Release the pressure twice every day. The beer should be ready in a week. If it tastes too sweet, leave a few days more.
[WARNING: This is slightly alcoholic and not suitable for children. Keep for a maximum of three days.]
January 4
The cockatoos have arrived – buxom, white and feathery. I can see them out my study window as I write.
The first one lands in the grey-trunked Araluen gum by the house. It lurches, then falls off. The next one falls off too.
The third bird stands there teetering, watching its comrades lie on their backs, flapping their wings against the grass and trying to claw their way back into the air. If it was human you’d say it was hiccupping. Maybe white cockatoos don’t hiccup, no matter how drunk they get.
White cockatoos only get drunk when Christmas is hot. Cool Christmases, when the mist sifts softly over the ridges, mean sober cockatoos. Sultry weather means fermenting peaches down at the dump.

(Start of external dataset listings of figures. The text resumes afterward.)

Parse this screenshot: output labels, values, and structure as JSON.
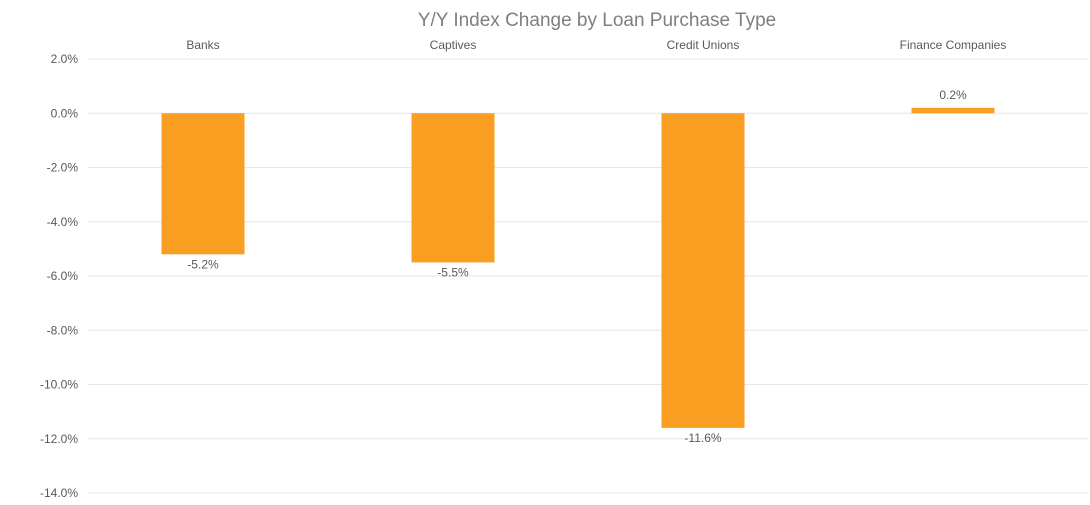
{
  "chart_data": {
    "type": "bar",
    "title": "Y/Y Index Change by Loan Purchase Type",
    "categories": [
      "Banks",
      "Captives",
      "Credit Unions",
      "Finance Companies"
    ],
    "values": [
      -5.2,
      -5.5,
      -11.6,
      0.2
    ],
    "value_labels": [
      "-5.2%",
      "-5.5%",
      "-11.6%",
      "0.2%"
    ],
    "y_ticks": [
      2.0,
      0.0,
      -2.0,
      -4.0,
      -6.0,
      -8.0,
      -10.0,
      -12.0,
      -14.0
    ],
    "y_tick_labels": [
      "2.0%",
      "0.0%",
      "-2.0%",
      "-4.0%",
      "-6.0%",
      "-8.0%",
      "-10.0%",
      "-12.0%",
      "-14.0%"
    ],
    "ylim": [
      -14,
      2
    ],
    "grid": true,
    "category_labels_position": "top",
    "bar_color": "#F99E20",
    "xlabel": "",
    "ylabel": ""
  }
}
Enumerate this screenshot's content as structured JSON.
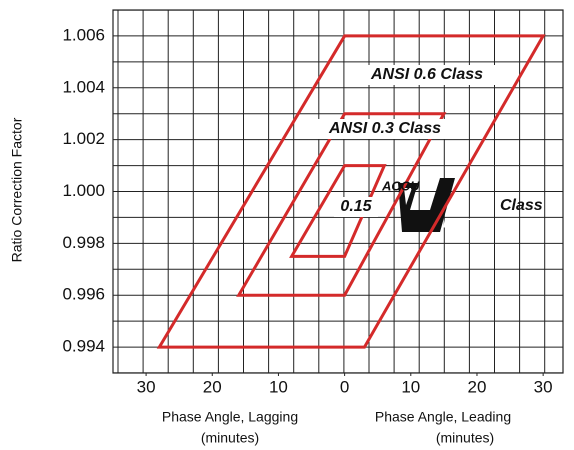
{
  "chart_data": {
    "type": "line",
    "y_label": "Ratio Correction Factor",
    "x_labels": [
      "Phase Angle, Lagging",
      "(minutes)",
      "Phase Angle, Leading",
      "(minutes)"
    ],
    "xlim": [
      -35,
      33
    ],
    "ylim": [
      0.993,
      1.007
    ],
    "xticks": [
      {
        "value": -30,
        "label": "30"
      },
      {
        "value": -20,
        "label": "20"
      },
      {
        "value": -10,
        "label": "10"
      },
      0,
      10,
      20,
      30
    ],
    "yticks": [
      0.994,
      0.996,
      0.998,
      {
        "value": 1,
        "label": "1.000"
      },
      1.002,
      1.004,
      1.006
    ],
    "grid": true,
    "series": [
      {
        "name": "ANSI 0.6 Class",
        "color": "#d42a2a",
        "x": [
          0,
          30,
          3,
          -28
        ],
        "values": [
          1.006,
          1.006,
          0.994,
          0.994
        ]
      },
      {
        "name": "ANSI 0.3 Class",
        "color": "#d42a2a",
        "x": [
          0,
          15,
          0,
          -16
        ],
        "values": [
          1.003,
          1.003,
          0.996,
          0.996
        ]
      },
      {
        "name": "0.15",
        "color": "#d42a2a",
        "x": [
          0,
          6,
          0,
          -8
        ],
        "values": [
          1.001,
          1.001,
          0.9975,
          0.9975
        ]
      }
    ],
    "annotations": [
      "ACCU",
      "BUTE",
      "Class"
    ]
  }
}
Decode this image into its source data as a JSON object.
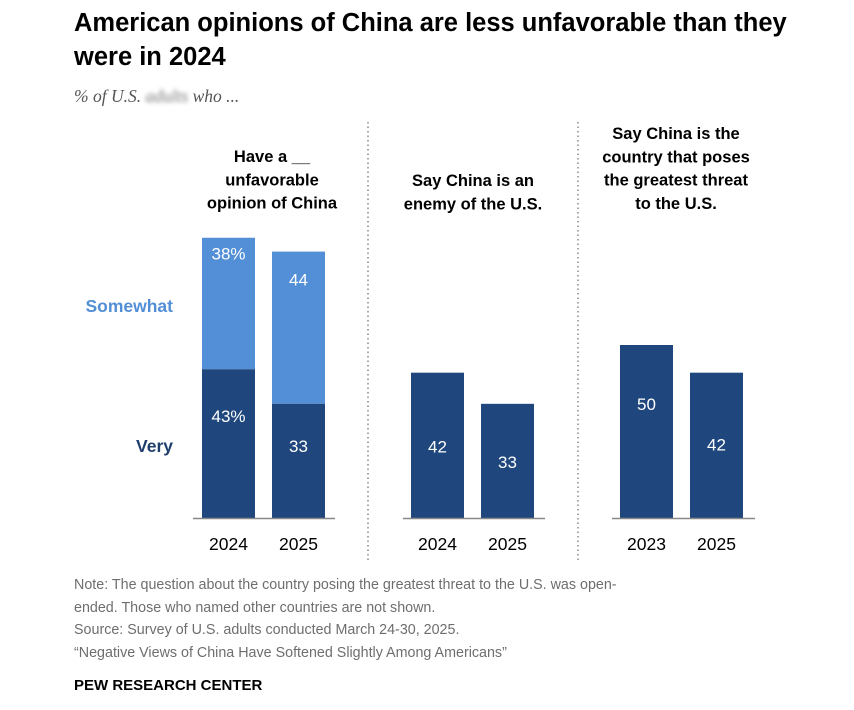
{
  "title": "American opinions of China are less unfavorable than they were in 2024",
  "subtitle": {
    "prefix": "% of U.S. ",
    "obscured": "adults",
    "suffix": " who ..."
  },
  "colors": {
    "very": "#1f477d",
    "somewhat": "#528fd6",
    "legend_very": "#1f3e6e",
    "legend_somewhat": "#528fd6",
    "axis": "#888888",
    "divider": "#777777"
  },
  "chart_data": [
    {
      "type": "bar",
      "stacked": true,
      "title": [
        "Have a __",
        "unfavorable",
        "opinion of China"
      ],
      "categories": [
        "2024",
        "2025"
      ],
      "series": [
        {
          "name": "Very",
          "values": [
            43,
            33
          ],
          "labels": [
            "43%",
            "33"
          ]
        },
        {
          "name": "Somewhat",
          "values": [
            38,
            44
          ],
          "labels": [
            "38%",
            "44"
          ]
        }
      ],
      "legend": [
        "Somewhat",
        "Very"
      ],
      "legend_placement": "left"
    },
    {
      "type": "bar",
      "title": [
        "Say China is an",
        "enemy of the U.S."
      ],
      "categories": [
        "2024",
        "2025"
      ],
      "values": [
        42,
        33
      ],
      "labels": [
        "42",
        "33"
      ]
    },
    {
      "type": "bar",
      "title": [
        "Say China is the",
        "country that poses",
        "the greatest threat",
        "to the U.S."
      ],
      "categories": [
        "2023",
        "2025"
      ],
      "values": [
        50,
        42
      ],
      "labels": [
        "50",
        "42"
      ]
    }
  ],
  "notes": [
    "Note: The question about the country posing the greatest threat to the U.S. was open-",
    "ended. Those who named other countries are not shown.",
    "Source: Survey of U.S. adults conducted March 24-30, 2025.",
    "“Negative Views of China Have Softened Slightly Among Americans”"
  ],
  "source_org": "PEW RESEARCH CENTER"
}
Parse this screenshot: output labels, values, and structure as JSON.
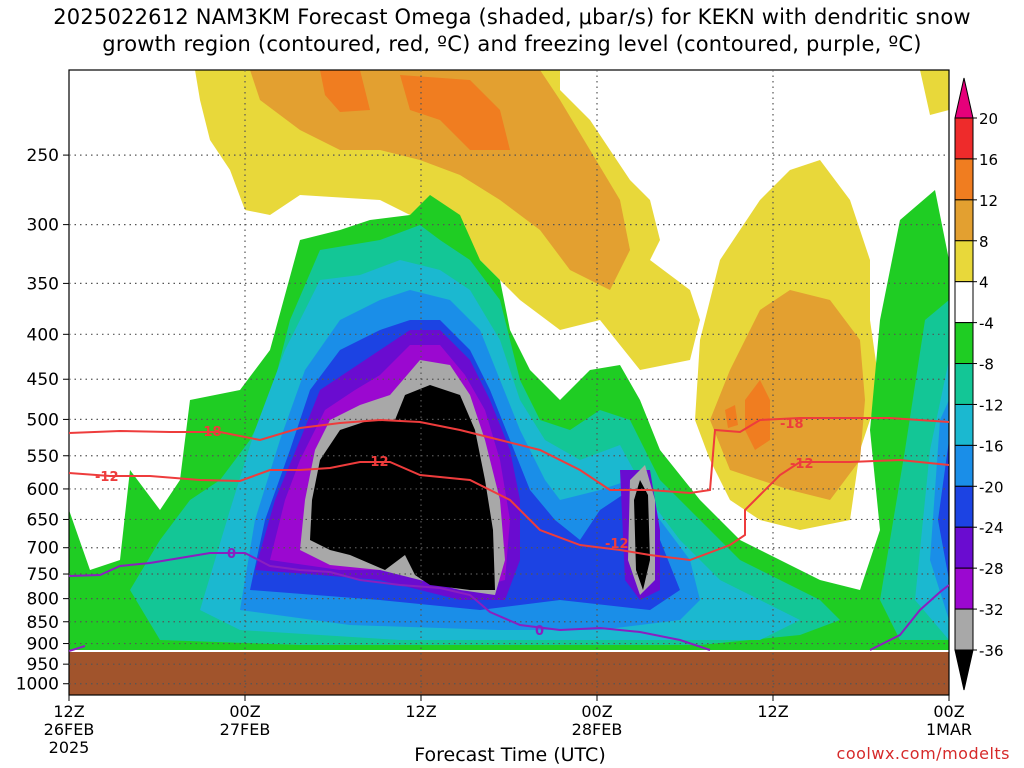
{
  "title": {
    "line1": "2025022612 NAM3KM Forecast Omega (shaded, μbar/s) for KEKN with dendritic snow",
    "line2": "growth region (contoured, red, ºC) and freezing level (contoured, purple, ºC)"
  },
  "watermark": "coolwx.com/modelts",
  "chart_data": {
    "type": "heatmap",
    "title": "2025022612 NAM3KM Forecast Omega (shaded, μbar/s) for KEKN with dendritic snow growth region (contoured, red, ºC) and freezing level (contoured, purple, ºC)",
    "xlabel": "Forecast Time (UTC)",
    "ylabel": "",
    "x_ticks": [
      {
        "label": "12Z",
        "sub1": "26FEB",
        "sub2": "2025",
        "hour": 0
      },
      {
        "label": "00Z",
        "sub1": "27FEB",
        "sub2": "",
        "hour": 12
      },
      {
        "label": "12Z",
        "sub1": "",
        "sub2": "",
        "hour": 24
      },
      {
        "label": "00Z",
        "sub1": "28FEB",
        "sub2": "",
        "hour": 36
      },
      {
        "label": "12Z",
        "sub1": "",
        "sub2": "",
        "hour": 48
      },
      {
        "label": "00Z",
        "sub1": "1MAR",
        "sub2": "",
        "hour": 60
      }
    ],
    "xlim_hours": [
      0,
      60
    ],
    "y_ticks": [
      250,
      300,
      350,
      400,
      450,
      500,
      550,
      600,
      650,
      700,
      750,
      800,
      850,
      900,
      950,
      1000
    ],
    "ylim_hpa": [
      1030,
      200
    ],
    "y_scale": "log-pressure (inverted)",
    "grid": true,
    "colorbar": {
      "labels": [
        "20",
        "16",
        "12",
        "8",
        "4",
        "-4",
        "-8",
        "-12",
        "-16",
        "-20",
        "-24",
        "-28",
        "-32",
        "-36"
      ],
      "colors": [
        "#e6007a",
        "#ee2b2b",
        "#f07d20",
        "#e3a030",
        "#e8d83a",
        "#ffffff",
        "#1fcd23",
        "#13c696",
        "#1bb8d0",
        "#1a8ee8",
        "#1c43e3",
        "#6a0cd0",
        "#9b08d0",
        "#a8a8a8",
        "#000000"
      ]
    },
    "contours": {
      "dendritic_red": [
        "-18",
        "-12"
      ],
      "freezing_purple": [
        "0"
      ]
    },
    "ground_pressure_hpa": 945
  }
}
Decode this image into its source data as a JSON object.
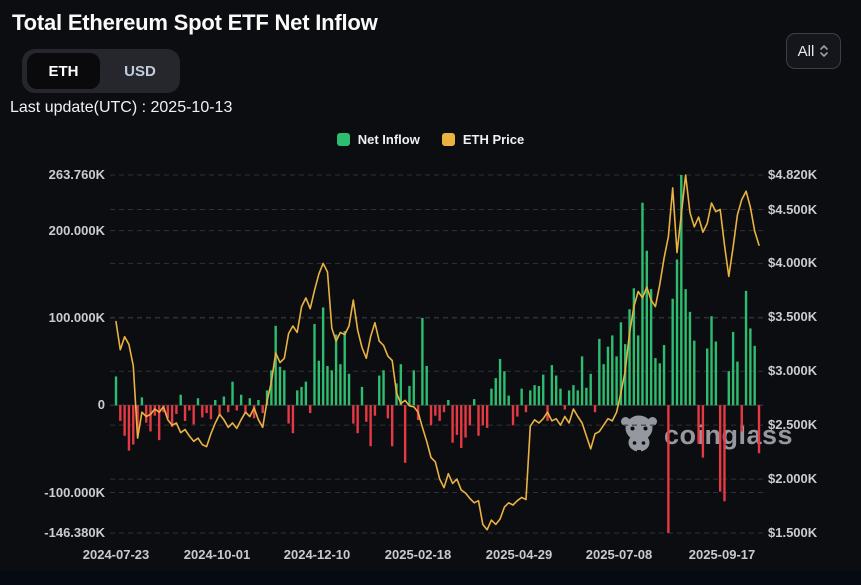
{
  "header": {
    "title": "Total Ethereum Spot ETF Net Inflow",
    "unit_toggle": {
      "options": [
        "ETH",
        "USD"
      ],
      "selected": "ETH"
    },
    "range_select": {
      "value": "All"
    },
    "last_update": "Last update(UTC) : 2025-10-13"
  },
  "legend": [
    {
      "label": "Net Inflow",
      "color": "#2ebd70"
    },
    {
      "label": "ETH Price",
      "color": "#e9b242"
    }
  ],
  "watermark": {
    "text": "coinglass",
    "icon": "coinglass-bull-icon"
  },
  "colors": {
    "background": "#0c0d10",
    "bar_positive": "#2ebd70",
    "bar_negative": "#e53943",
    "price_line": "#e9b242",
    "grid": "#2e3137",
    "zero_line": "#33363c",
    "axis_text": "#cbccd0"
  },
  "chart_data": {
    "type": "bar+line",
    "title": "Total Ethereum Spot ETF Net Inflow",
    "start_date": "2024-07-23",
    "end_date": "2025-10-13",
    "interval_days": 3,
    "left_axis": {
      "name": "Net Inflow (ETH)",
      "ticks": [
        "263.760K",
        "200.000K",
        "100.000K",
        "0",
        "-100.000K",
        "-146.380K"
      ],
      "tick_values": [
        263.76,
        200,
        100,
        0,
        -100,
        -146.38
      ],
      "min": -146.38,
      "max": 263.76
    },
    "right_axis": {
      "name": "ETH Price",
      "ticks": [
        "$4.820K",
        "$4.500K",
        "$4.000K",
        "$3.500K",
        "$3.000K",
        "$2.500K",
        "$2.000K",
        "$1.500K"
      ],
      "tick_values": [
        4.82,
        4.5,
        4.0,
        3.5,
        3.0,
        2.5,
        2.0,
        1.5
      ],
      "min": 1.5,
      "max": 4.82
    },
    "x_ticks": [
      "2024-07-23",
      "2024-10-01",
      "2024-12-10",
      "2025-02-18",
      "2025-04-29",
      "2025-07-08",
      "2025-09-17"
    ],
    "grid": true,
    "legend_position": "top",
    "series": [
      {
        "name": "Net Inflow",
        "type": "bar",
        "unit": "K ETH",
        "values": [
          33,
          -18,
          -35,
          -52,
          -45,
          -28,
          9,
          -20,
          -30,
          -12,
          -40,
          -8,
          -15,
          -25,
          -10,
          12,
          -18,
          -6,
          -22,
          8,
          -14,
          -9,
          -16,
          6,
          -12,
          10,
          -8,
          27,
          -6,
          12,
          -10,
          8,
          -15,
          6,
          -9,
          17,
          40,
          91,
          44,
          40,
          -21,
          -32,
          17,
          21,
          27,
          -9,
          93,
          51,
          112,
          45,
          40,
          81,
          47,
          85,
          36,
          -21,
          -32,
          21,
          -19,
          -47,
          -12,
          34,
          40,
          -15,
          -47,
          25,
          47,
          -66,
          22,
          40,
          -17,
          100,
          45,
          -23,
          -12,
          -18,
          -8,
          6,
          -43,
          -34,
          -49,
          -37,
          -23,
          7,
          -35,
          -23,
          -26,
          19,
          31,
          53,
          39,
          11,
          -23,
          -13,
          19,
          -8,
          17,
          23,
          22,
          35,
          -18,
          46,
          34,
          19,
          -5,
          17,
          23,
          17,
          56,
          20,
          36,
          -8,
          76,
          47,
          67,
          80,
          56,
          95,
          70,
          110,
          134,
          80,
          232,
          177,
          133,
          54,
          48,
          69,
          -146.38,
          122,
          167,
          263.76,
          133,
          107,
          74,
          -44,
          -60,
          65,
          102,
          73,
          -99,
          -110,
          39,
          84,
          50,
          -30,
          131,
          88,
          68,
          -55
        ]
      },
      {
        "name": "ETH Price",
        "type": "line",
        "unit": "$K",
        "values": [
          3.46,
          3.2,
          3.32,
          3.25,
          3.05,
          2.38,
          2.62,
          2.58,
          2.6,
          2.65,
          2.62,
          2.67,
          2.55,
          2.5,
          2.52,
          2.43,
          2.46,
          2.4,
          2.35,
          2.38,
          2.32,
          2.3,
          2.42,
          2.52,
          2.6,
          2.55,
          2.48,
          2.52,
          2.47,
          2.55,
          2.62,
          2.58,
          2.66,
          2.55,
          2.48,
          2.72,
          2.9,
          3.17,
          3.08,
          3.12,
          3.35,
          3.42,
          3.36,
          3.6,
          3.68,
          3.58,
          3.75,
          3.9,
          4.0,
          3.92,
          3.4,
          3.28,
          3.36,
          3.34,
          3.42,
          3.66,
          3.38,
          3.22,
          3.12,
          3.32,
          3.45,
          3.28,
          3.24,
          3.14,
          3.1,
          2.8,
          2.7,
          2.73,
          2.68,
          2.67,
          2.62,
          2.48,
          2.35,
          2.2,
          2.16,
          2.0,
          1.92,
          2.05,
          1.96,
          2.0,
          1.9,
          1.87,
          1.82,
          1.78,
          1.8,
          1.58,
          1.53,
          1.62,
          1.58,
          1.63,
          1.74,
          1.78,
          1.76,
          1.8,
          1.83,
          1.81,
          2.49,
          2.55,
          2.52,
          2.56,
          2.62,
          2.54,
          2.56,
          2.5,
          2.58,
          2.52,
          2.65,
          2.58,
          2.52,
          2.4,
          2.28,
          2.42,
          2.44,
          2.5,
          2.56,
          2.54,
          2.62,
          2.8,
          3.0,
          3.35,
          3.6,
          3.74,
          3.68,
          3.78,
          3.66,
          3.6,
          3.8,
          4.05,
          4.25,
          4.7,
          4.1,
          4.45,
          4.82,
          4.47,
          4.34,
          4.43,
          4.29,
          4.37,
          4.56,
          4.48,
          4.5,
          4.17,
          3.88,
          4.15,
          4.45,
          4.59,
          4.67,
          4.52,
          4.3,
          4.17
        ]
      }
    ]
  }
}
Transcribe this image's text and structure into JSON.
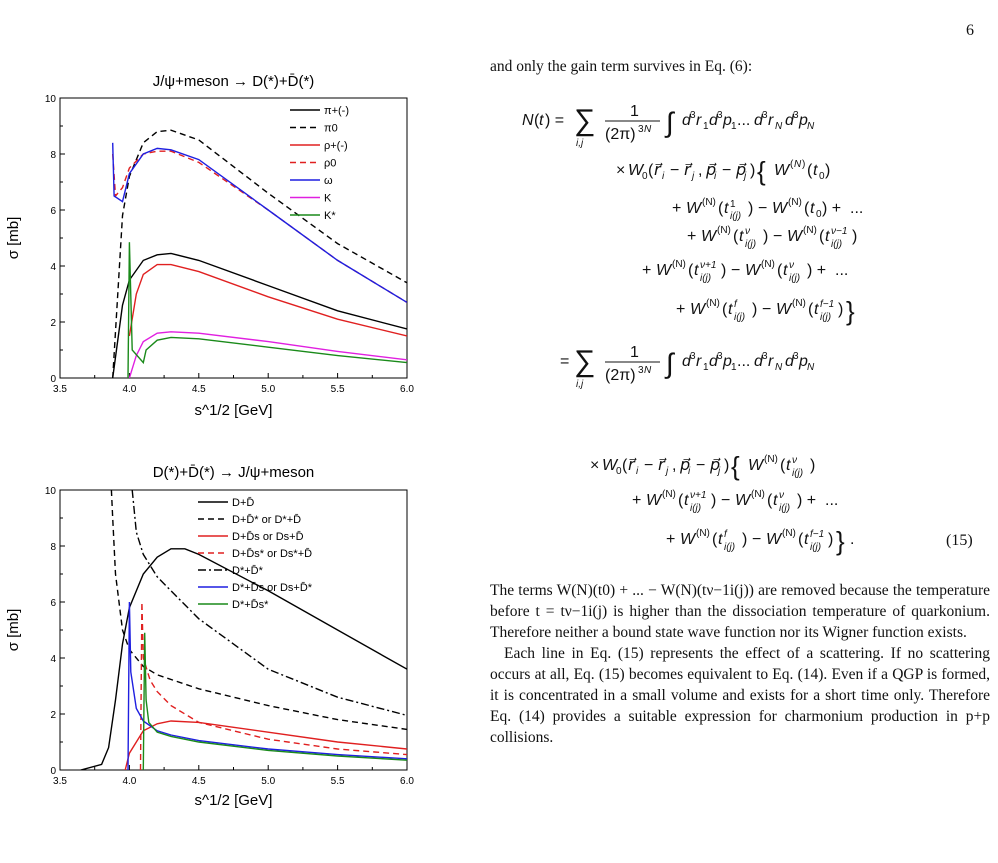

White cockatoos are fond of fermented peaches. The juice dribbles onto their feathers and their black eyes gleam even brighter. By the ti
me it’s dark they’ve found their way back onto the branch, yelling and snapping at each other’s crests. By midnight they’re asleep, burping gently on their branches. They wake up at about ten, grumbling and bleary; by midday they’re on their way again, winging down towards the peaches.
The binge takes roughly three weeks, which is about all even a white cockatoo’s constitution can stand; then they’re off for a health cure to the apple orchards up the mountain.
January 5
There are people everywhere; the sounds of motors in the distance and light aircraft in the sky; there are cars all down the road and panners in the river (which still isn’t a river, so maybe they’ve brought their own water for panning).
We spent last night with Giles and Victoria, up at Jambaicumbene, twenty minutes and 1000 feet upwards. They live by a series of swamps that merge into waterholes; it’s only in dry times like these that you can see the real stream itself, deep between high banks of grass. We used to stop on the ‘three bridges’ and watch the platypuses, but not since the wooden bridges were replaced by a concrete one. Two years of damming and heavy machinery eliminated the platypuses, and none has been bold enough to recolonise the spot.
Giles is French, which is perhaps the reason their house looks like a medieval French farmhouse. All owner-builder’s houses around here announce the character of their owners (Angela’s is a rammed-earth mansion, a hospitable sort of house, with a fireplace large enough to roast an ox, though I don’t think she ever has); mass-produced houses never tell much at all.
Giles and Victoria built their house of pisé. It’s cool in summer, and in winter it keeps out the wind at least. Jembaicumbene seems always windy or frosty or hot; there are no trees to shield it from any passing weather, except the ones that Giles and Victoria planted ten years ago which are finally rising above the house.